Os policiais da UPP afirmam que enviaram Souza para casa após o interrogatório porque ele não foi capaz de fornecer informação alguma. Mas eles negligenciaram o fato de que uma câmera de vigilância 24 horas estava filmando a única entrada da UPP. O filme mostra Amarildo entrando na estação, mas não saindo. Uma investigação feita por uma unidade especial chegou à conclusão de que ele foi torturado com choques elétricos na presença do comandante da UPP e, eventualmente, assassinado. Seu corpo ainda está desaparecido. Ele provavelmente foi retirado da favela no porta-malas de um carro da polícia.

Violência policial desenfreada

O crime lança uma sombra sobre toda a estratégia de pacificação do governo. “Onde está Amarildo?”, perguntam os cidadãos furiosamente no Facebook. Quase todos os dias, manifestantes marcharam diante do palácio do governador exigindo uma explicação.

O delito certamente não é sem precedentes: a tortura é rotina em muitas delegacias de polícia.
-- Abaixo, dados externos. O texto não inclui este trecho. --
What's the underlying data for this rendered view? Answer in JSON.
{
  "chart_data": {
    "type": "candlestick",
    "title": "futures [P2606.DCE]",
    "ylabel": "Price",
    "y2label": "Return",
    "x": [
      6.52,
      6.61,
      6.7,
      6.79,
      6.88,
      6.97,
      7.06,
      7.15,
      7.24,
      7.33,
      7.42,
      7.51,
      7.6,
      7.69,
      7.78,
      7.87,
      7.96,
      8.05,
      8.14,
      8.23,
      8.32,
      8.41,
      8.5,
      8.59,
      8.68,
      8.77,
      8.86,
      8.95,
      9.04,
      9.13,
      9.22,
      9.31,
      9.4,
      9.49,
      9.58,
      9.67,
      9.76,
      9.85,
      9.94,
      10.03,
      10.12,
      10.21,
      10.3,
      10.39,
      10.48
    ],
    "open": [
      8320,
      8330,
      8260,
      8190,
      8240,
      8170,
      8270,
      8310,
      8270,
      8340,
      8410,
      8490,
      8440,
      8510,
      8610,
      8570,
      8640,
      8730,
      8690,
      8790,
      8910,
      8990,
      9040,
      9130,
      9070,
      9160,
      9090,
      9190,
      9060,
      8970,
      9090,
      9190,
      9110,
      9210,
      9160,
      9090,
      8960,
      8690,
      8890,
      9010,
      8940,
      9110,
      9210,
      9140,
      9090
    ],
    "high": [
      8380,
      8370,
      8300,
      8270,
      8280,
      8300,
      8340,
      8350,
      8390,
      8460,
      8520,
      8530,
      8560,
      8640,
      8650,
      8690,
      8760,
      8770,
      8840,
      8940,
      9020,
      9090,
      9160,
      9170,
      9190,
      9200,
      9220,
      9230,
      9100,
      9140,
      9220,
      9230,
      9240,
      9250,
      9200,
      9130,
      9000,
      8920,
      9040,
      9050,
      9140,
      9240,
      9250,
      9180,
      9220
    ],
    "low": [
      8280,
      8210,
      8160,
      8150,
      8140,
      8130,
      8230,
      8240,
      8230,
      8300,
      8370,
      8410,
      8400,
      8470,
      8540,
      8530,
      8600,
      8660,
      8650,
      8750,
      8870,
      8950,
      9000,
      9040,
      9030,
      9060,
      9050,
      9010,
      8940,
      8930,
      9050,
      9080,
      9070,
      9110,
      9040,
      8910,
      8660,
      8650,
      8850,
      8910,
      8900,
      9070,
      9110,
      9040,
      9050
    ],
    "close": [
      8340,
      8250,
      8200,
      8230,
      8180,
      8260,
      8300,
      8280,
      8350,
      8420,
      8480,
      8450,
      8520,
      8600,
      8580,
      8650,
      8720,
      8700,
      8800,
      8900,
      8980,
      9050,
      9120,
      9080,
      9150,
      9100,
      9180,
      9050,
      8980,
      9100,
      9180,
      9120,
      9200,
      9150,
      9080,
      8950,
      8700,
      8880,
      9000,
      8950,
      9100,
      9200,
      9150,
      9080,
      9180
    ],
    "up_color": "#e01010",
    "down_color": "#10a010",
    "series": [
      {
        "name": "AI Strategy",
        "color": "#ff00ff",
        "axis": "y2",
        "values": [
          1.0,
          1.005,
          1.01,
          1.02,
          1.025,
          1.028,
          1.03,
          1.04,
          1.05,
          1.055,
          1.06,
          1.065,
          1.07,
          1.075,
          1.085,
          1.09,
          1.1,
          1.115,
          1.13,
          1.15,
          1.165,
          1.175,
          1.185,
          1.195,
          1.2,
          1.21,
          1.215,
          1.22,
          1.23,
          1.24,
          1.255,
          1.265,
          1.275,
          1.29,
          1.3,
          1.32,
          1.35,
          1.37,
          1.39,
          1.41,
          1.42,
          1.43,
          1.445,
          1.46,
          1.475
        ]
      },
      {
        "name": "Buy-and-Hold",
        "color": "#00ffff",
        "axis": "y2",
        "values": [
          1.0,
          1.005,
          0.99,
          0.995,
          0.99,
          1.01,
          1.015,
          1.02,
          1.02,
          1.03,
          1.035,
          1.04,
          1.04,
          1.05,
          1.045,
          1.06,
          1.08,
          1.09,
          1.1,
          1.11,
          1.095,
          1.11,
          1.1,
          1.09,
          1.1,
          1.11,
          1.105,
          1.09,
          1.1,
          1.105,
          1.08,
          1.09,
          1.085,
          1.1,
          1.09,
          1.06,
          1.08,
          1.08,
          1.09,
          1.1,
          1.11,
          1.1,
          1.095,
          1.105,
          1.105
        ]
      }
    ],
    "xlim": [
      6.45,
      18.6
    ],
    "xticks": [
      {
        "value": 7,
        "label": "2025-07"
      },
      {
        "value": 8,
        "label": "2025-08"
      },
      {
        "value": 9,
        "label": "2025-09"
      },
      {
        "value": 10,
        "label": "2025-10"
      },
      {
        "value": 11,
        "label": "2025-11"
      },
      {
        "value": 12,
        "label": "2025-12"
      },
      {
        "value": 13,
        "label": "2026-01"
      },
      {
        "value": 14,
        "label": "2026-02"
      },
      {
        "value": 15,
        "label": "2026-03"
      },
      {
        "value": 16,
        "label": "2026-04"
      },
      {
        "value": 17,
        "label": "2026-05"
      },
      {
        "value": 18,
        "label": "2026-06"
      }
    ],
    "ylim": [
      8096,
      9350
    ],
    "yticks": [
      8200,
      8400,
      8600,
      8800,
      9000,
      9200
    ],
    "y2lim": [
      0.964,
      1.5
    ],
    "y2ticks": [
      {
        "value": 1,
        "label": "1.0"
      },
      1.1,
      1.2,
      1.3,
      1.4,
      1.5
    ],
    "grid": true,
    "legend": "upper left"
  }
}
A polícia, os bombeiros e os antigos militares formaram milícias que expulsaram os traficantes de muitas favelas e estabeleceram seus próprios reinados de terror.

Isso levou o governo a recrutar jovens policiais diretamente do treinamento para as UPPs. Com um reforço no salário de quem trabalha em uma UPP, o governo também pretendia torná-los menos suscetíveis à corrupção. Mas as denúncias de ataques por policiais da UPP estão se acumulando. Vários comandantes foram removidos devido ao seu envolvimento em escândalos de corrupção. Ao mesmo tempo, as facções de traficantes tentaram várias vezes retomar as favelas ocupadas pelas UPPs. Houve tiroteio, especialmente no Complexo do Alemão. E os bandidos que fugiram dessas favelas se refugiaram em outras da periferia da cidade, provocando um aumento da violência suburbana.
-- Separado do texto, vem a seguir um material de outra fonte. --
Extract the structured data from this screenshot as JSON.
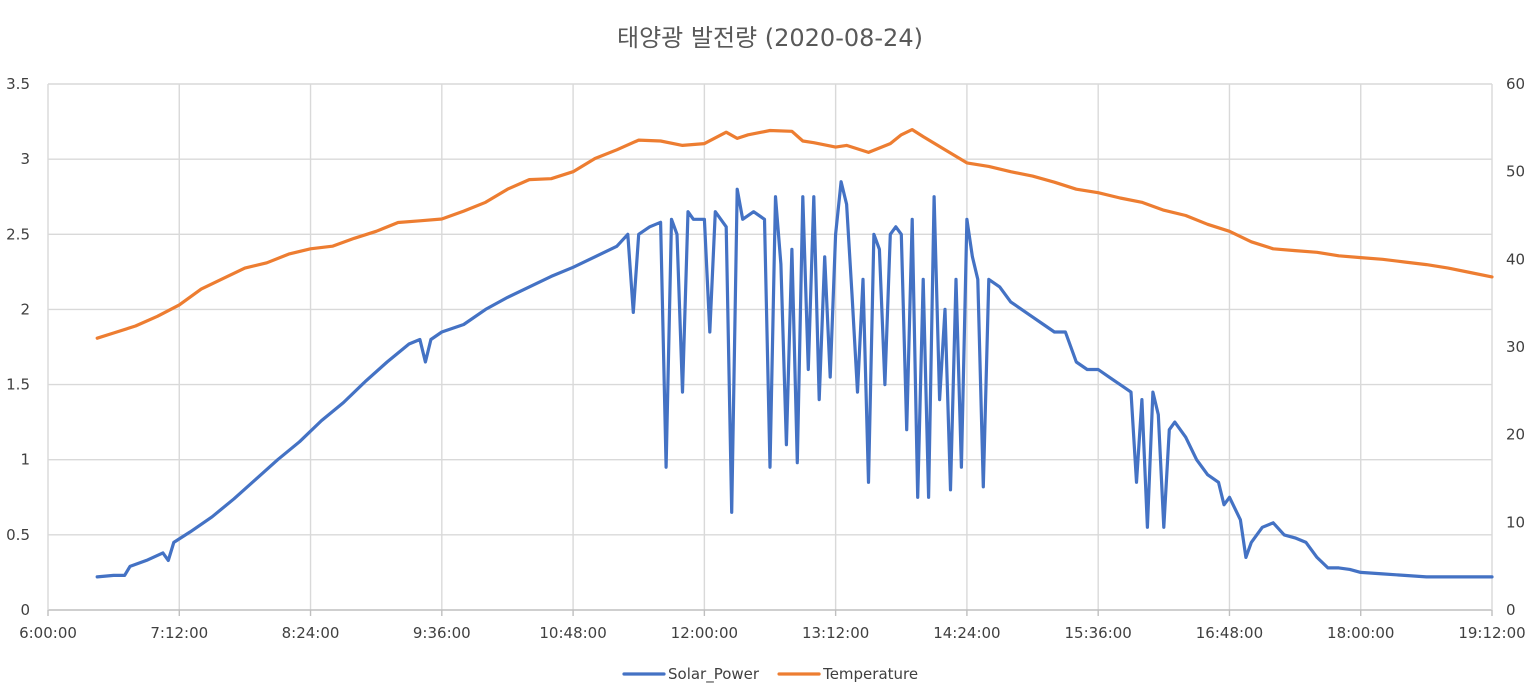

Ao mesmo tempo, a polícia está reprimindo os manifestantes mais brutalmente. Praticamente todas as semanas há uma batalha de rua no Rio de Janeiro entre manifestantes e policiais, que respondem com bombas de gás lacrimogêneo e violência aparentemente excessiva, mesmo contra transeuntes. “A polícia era menos violenta sob a ditadura militar do que sob o governador Cabral”, diz Francisco Carlos Teixeira da Silva, historiador da UFRJ (Universidade Federal do Rio de Janeiro).

Especialistas em segurança têm reivindicado há anos uma ampla reforma na polícia --acima de tudo, que as forças de segurança sejam suficientemente desmilitarizadas. Até agora, as polícias estaduais são organizadas pelos militares, e um esprit de corps governa suas fileiras, como acontece dentro das forças armadas. Muitos crimes cometidos pela polícia permanecem impunes.
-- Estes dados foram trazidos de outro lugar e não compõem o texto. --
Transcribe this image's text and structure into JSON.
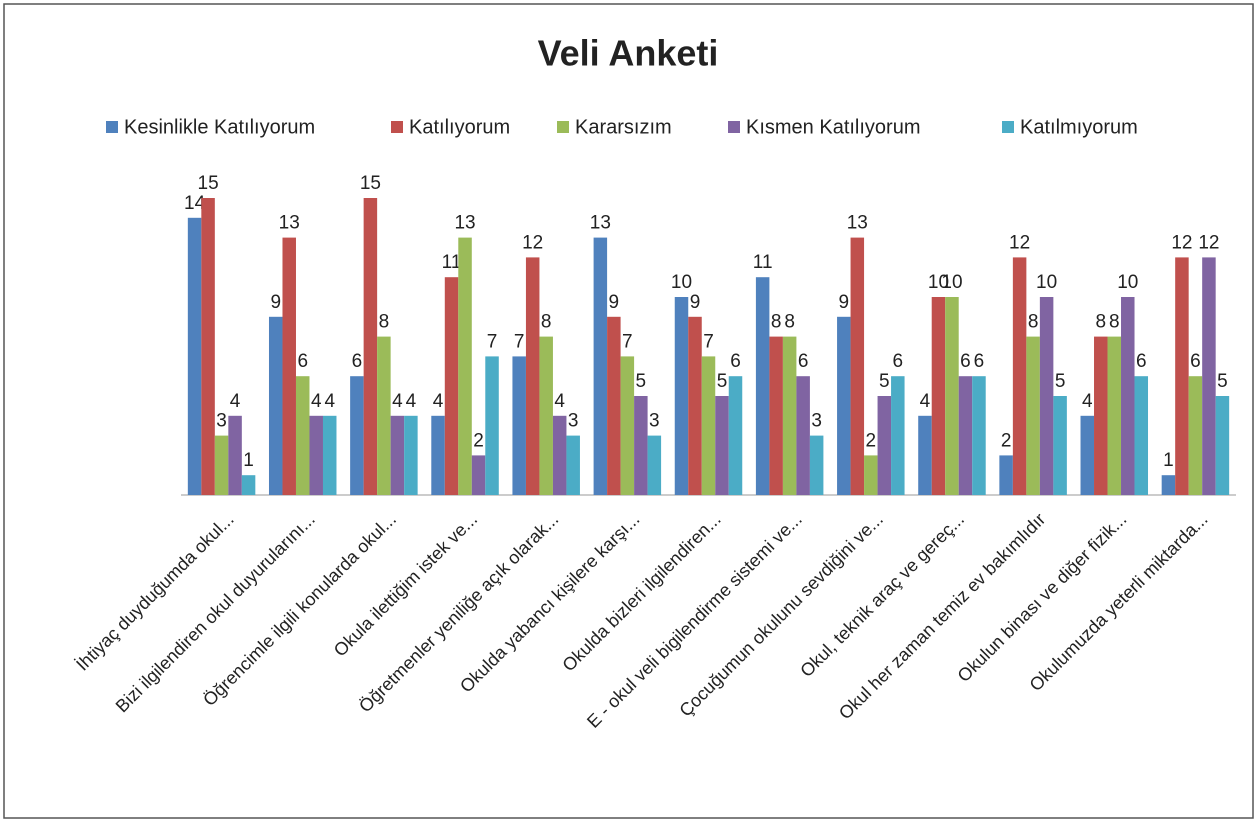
{
  "chart_data": {
    "type": "bar",
    "title": "Veli Anketi",
    "categories": [
      "İhtiyaç duyduğumda okul...",
      "Bizi ilgilendiren okul duyurularını...",
      "Öğrencimle ilgili konularda okul...",
      "Okula ilettiğim istek ve...",
      "Öğretmenler yeniliğe açık olarak...",
      "Okulda yabancı kişilere karşı...",
      "Okulda bizleri ilgilendiren...",
      "E - okul veli bigilendirme sistemi ve...",
      "Çocuğumun okulunu sevdiğini ve...",
      "Okul, teknik araç ve gereç...",
      "Okul her zaman temiz ev bakımlıdır",
      "Okulun binası ve diğer fizik...",
      "Okulumuzda yeterli miktarda..."
    ],
    "series": [
      {
        "name": "Kesinlikle Katılıyorum",
        "color": "#4f81bd",
        "values": [
          14,
          9,
          6,
          4,
          7,
          13,
          10,
          11,
          9,
          4,
          2,
          4,
          1
        ]
      },
      {
        "name": "Katılıyorum",
        "color": "#c0504d",
        "values": [
          15,
          13,
          15,
          11,
          12,
          9,
          9,
          8,
          13,
          10,
          12,
          8,
          12
        ]
      },
      {
        "name": "Kararsızım",
        "color": "#9bbb59",
        "values": [
          3,
          6,
          8,
          13,
          8,
          7,
          7,
          8,
          2,
          10,
          8,
          8,
          6
        ]
      },
      {
        "name": "Kısmen Katılıyorum",
        "color": "#8064a2",
        "values": [
          4,
          4,
          4,
          2,
          4,
          5,
          5,
          6,
          5,
          6,
          10,
          10,
          12
        ]
      },
      {
        "name": "Katılmıyorum",
        "color": "#4bacc6",
        "values": [
          1,
          4,
          4,
          7,
          3,
          3,
          6,
          3,
          6,
          6,
          5,
          6,
          5
        ]
      }
    ],
    "ylim": [
      0,
      15
    ],
    "legend": "top"
  }
}
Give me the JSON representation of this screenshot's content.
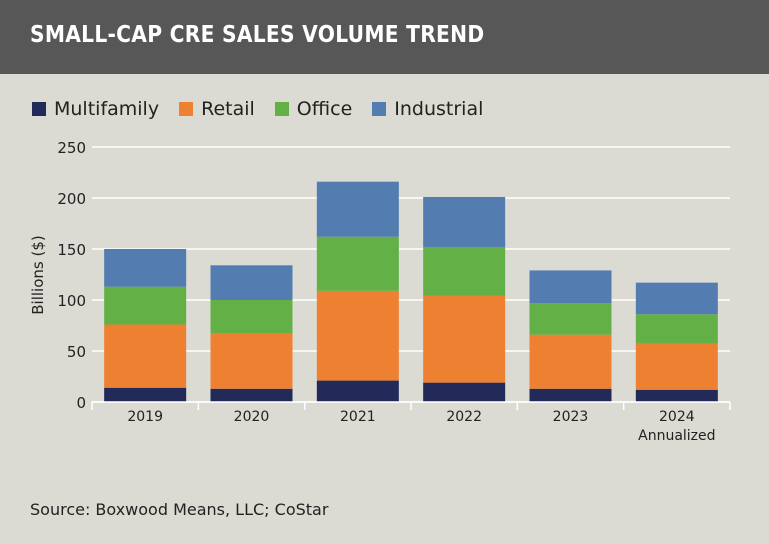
{
  "header": {
    "title": "SMALL-CAP CRE SALES VOLUME TREND"
  },
  "source": "Source: Boxwood Means, LLC; CoStar",
  "chart_data": {
    "type": "bar",
    "stacked": true,
    "title": "SMALL-CAP CRE SALES VOLUME TREND",
    "ylabel": "Billions ($)",
    "xlabel": "",
    "ylim": [
      0,
      250
    ],
    "yticks": [
      0,
      50,
      100,
      150,
      200,
      250
    ],
    "grid": true,
    "legend_placement": "top-left",
    "categories": [
      "2019",
      "2020",
      "2021",
      "2022",
      "2023",
      "2024"
    ],
    "category_sublabels": [
      "",
      "",
      "",
      "",
      "",
      "Annualized"
    ],
    "series": [
      {
        "name": "Multifamily",
        "color": "#222a5a",
        "values": [
          14,
          13,
          21,
          19,
          13,
          12
        ]
      },
      {
        "name": "Retail",
        "color": "#ee8131",
        "values": [
          62,
          54,
          88,
          85,
          53,
          45
        ]
      },
      {
        "name": "Office",
        "color": "#63b146",
        "values": [
          37,
          33,
          53,
          48,
          31,
          29
        ]
      },
      {
        "name": "Industrial",
        "color": "#537db1",
        "values": [
          37,
          34,
          54,
          49,
          32,
          31
        ]
      }
    ]
  }
}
Na Rocinha, o secretário de Segurança Beltrame está começando a tomar medidas sobre o escândalo envolvendo tortura e assassinato pela polícia. Ele substituiu o comandante da UPP com Priscilla de Oliveira Azevedo, que liderou com sucesso a primeira UPP da cidade. Agora, ela enfrenta um duplo desafio: precisa evitar a entrada dos traficantes de drogas, mas também obrigar seus colegas machistas a se comportarem de maneira civilizada.